Logo Suzi coloca gelo no olho de Eduardo enquanto Suzam ao seu lado pede desculpas a irmã ambos sentados na cadeiras proximas ao balcão.
- Desculpa Suzi. A moça disse que iria contar a todos que me viu aqui servindo as mesas.
- Mas isso não era motivo para tentar arrancar o olho do Eduardo e o pescoço daquela moça.
- Você não entende o que isso representa pra mim Suzi. O Lauro vai ficar uma fera.
- Então por que foi servir as mesas? - Pergunta Eduardo gemendo de dor. E com o olho inchando mais ainda.
Suzi deixa o gelo com Eduardo.
- Segura o gelo. Eu vou cuidar da cozinha. - Ela vai para cozinha e começa a lavar as vasilhas sujas. Suzam vai atrás.
- Eu precisava disso Suzi. Minha vida está sendo um inferno.
Suzi ensaboando os pratos vira para a irmã.
- Nossa Suzi. Era era tão meigo. Não consigo imaginar que tipo de inferno pode ser esse. Você é rica, com um homem que te ama e pode te dar tudo que você quer. Você não ama o Lauro?

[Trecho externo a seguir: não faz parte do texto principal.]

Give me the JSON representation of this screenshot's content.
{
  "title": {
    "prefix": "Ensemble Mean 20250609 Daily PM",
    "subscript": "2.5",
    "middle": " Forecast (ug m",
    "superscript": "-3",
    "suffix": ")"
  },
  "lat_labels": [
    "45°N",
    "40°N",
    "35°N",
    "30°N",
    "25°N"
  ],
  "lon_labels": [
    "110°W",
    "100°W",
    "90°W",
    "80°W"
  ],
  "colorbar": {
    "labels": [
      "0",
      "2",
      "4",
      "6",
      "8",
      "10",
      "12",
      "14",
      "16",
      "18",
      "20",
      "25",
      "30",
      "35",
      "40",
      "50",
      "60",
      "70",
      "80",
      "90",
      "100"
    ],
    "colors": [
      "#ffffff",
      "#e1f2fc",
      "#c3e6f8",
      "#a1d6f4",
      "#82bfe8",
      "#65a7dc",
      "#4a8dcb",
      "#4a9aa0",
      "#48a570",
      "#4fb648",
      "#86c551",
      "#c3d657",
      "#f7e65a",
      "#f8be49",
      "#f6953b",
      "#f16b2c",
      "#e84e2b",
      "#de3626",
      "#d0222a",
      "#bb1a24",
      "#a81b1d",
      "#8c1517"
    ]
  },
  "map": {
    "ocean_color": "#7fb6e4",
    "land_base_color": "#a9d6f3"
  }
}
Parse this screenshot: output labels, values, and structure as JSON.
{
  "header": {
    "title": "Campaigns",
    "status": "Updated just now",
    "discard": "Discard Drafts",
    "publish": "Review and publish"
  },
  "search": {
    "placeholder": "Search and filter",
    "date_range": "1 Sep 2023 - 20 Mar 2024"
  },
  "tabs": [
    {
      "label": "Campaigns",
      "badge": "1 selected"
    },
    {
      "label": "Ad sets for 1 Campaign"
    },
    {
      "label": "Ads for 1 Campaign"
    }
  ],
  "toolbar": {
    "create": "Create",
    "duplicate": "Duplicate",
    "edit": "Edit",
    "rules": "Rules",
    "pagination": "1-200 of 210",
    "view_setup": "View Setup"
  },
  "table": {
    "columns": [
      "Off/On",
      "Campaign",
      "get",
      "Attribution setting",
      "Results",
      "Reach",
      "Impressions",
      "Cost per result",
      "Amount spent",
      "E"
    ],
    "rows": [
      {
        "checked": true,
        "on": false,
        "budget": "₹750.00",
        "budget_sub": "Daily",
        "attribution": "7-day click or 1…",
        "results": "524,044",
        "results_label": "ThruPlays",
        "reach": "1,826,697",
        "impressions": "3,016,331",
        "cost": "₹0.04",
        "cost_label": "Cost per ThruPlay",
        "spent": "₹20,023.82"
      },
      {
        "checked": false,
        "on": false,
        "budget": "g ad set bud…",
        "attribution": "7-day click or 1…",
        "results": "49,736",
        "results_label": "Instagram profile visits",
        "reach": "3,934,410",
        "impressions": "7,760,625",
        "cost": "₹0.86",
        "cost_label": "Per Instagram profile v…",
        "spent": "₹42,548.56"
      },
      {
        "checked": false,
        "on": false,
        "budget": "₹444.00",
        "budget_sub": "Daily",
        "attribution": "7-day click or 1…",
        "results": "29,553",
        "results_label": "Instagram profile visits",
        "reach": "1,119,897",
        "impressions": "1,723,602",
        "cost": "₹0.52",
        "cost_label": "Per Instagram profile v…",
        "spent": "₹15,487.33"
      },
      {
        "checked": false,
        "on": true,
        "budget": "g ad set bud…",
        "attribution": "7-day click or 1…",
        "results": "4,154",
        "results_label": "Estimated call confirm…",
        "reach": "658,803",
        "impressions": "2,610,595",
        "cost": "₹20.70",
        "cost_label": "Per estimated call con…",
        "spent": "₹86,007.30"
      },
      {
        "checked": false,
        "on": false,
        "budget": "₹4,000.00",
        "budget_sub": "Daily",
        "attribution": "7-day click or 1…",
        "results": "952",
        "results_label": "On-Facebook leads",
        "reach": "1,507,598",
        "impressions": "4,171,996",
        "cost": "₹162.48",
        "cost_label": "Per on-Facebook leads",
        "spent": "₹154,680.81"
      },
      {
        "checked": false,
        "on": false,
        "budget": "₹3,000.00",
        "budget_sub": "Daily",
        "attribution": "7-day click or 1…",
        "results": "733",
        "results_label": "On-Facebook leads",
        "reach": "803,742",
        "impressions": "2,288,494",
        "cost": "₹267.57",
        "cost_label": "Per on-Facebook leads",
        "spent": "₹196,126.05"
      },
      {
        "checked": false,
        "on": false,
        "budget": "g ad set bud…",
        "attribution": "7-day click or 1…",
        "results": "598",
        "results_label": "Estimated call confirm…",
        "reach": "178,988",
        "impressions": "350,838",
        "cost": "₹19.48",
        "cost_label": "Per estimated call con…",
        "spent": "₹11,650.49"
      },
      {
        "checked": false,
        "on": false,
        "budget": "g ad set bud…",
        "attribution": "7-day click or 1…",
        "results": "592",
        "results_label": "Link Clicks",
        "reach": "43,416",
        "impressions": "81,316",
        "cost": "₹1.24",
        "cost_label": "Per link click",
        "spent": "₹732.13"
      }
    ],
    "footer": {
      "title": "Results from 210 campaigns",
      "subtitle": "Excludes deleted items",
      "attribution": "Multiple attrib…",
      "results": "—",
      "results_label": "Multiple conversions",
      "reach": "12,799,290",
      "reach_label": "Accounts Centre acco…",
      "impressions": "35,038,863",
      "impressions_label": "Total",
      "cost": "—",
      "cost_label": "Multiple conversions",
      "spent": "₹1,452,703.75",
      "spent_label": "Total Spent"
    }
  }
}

- Não é isso. Eu amo ele. Ele é maravilhoso. Ou era.
- Como assim era? - Pergunta Suzi largando as vasilhas e olhando firme para Suzam.
- Ele está diferente. Acho que o avô dele fez algo com ele.
- Algo como o que? Hipnoze?
- Não. Quando vamos para o quarto nos deitar ele é uma amor de pessoa, carinhoso e tenta ouvir meus problemas e me da conselhos para aguentar o chato do avô dele. Mas da porta pra fora ele vira outra pessoa. Parece que ele tem medo.
- Medo? Medo do que?
- Do avô.
- Porque ele teria medo daquele velho Suzam?
- Eu não sei.
- Então é isso que você vai ter que descobrir minha irmã. O Lauro é uma pessoa boa. Eu e o Joe podemos provar isso. Ele lutou pela educação daquelas crianças com tanto amor que eu nunca vi um professor ter.
Suzam pensa.
- Tenho que descobrir que tipo de empresa é essa que eles trabalham.
- Isso minha irmã. Usa aquelas garras que você mostrou ter tentando defender seu nome ameaçado pela aquela mulher para salvar seu casamento.
Suzam abraça a irmã e sai incentivada a se levantar e parar de ficar chorando.
Suzi sai da cozinha limpando a mão na saia. E olha para o Eduardo com olho muito inchado.
- Acho que você tem que ir ao hospital.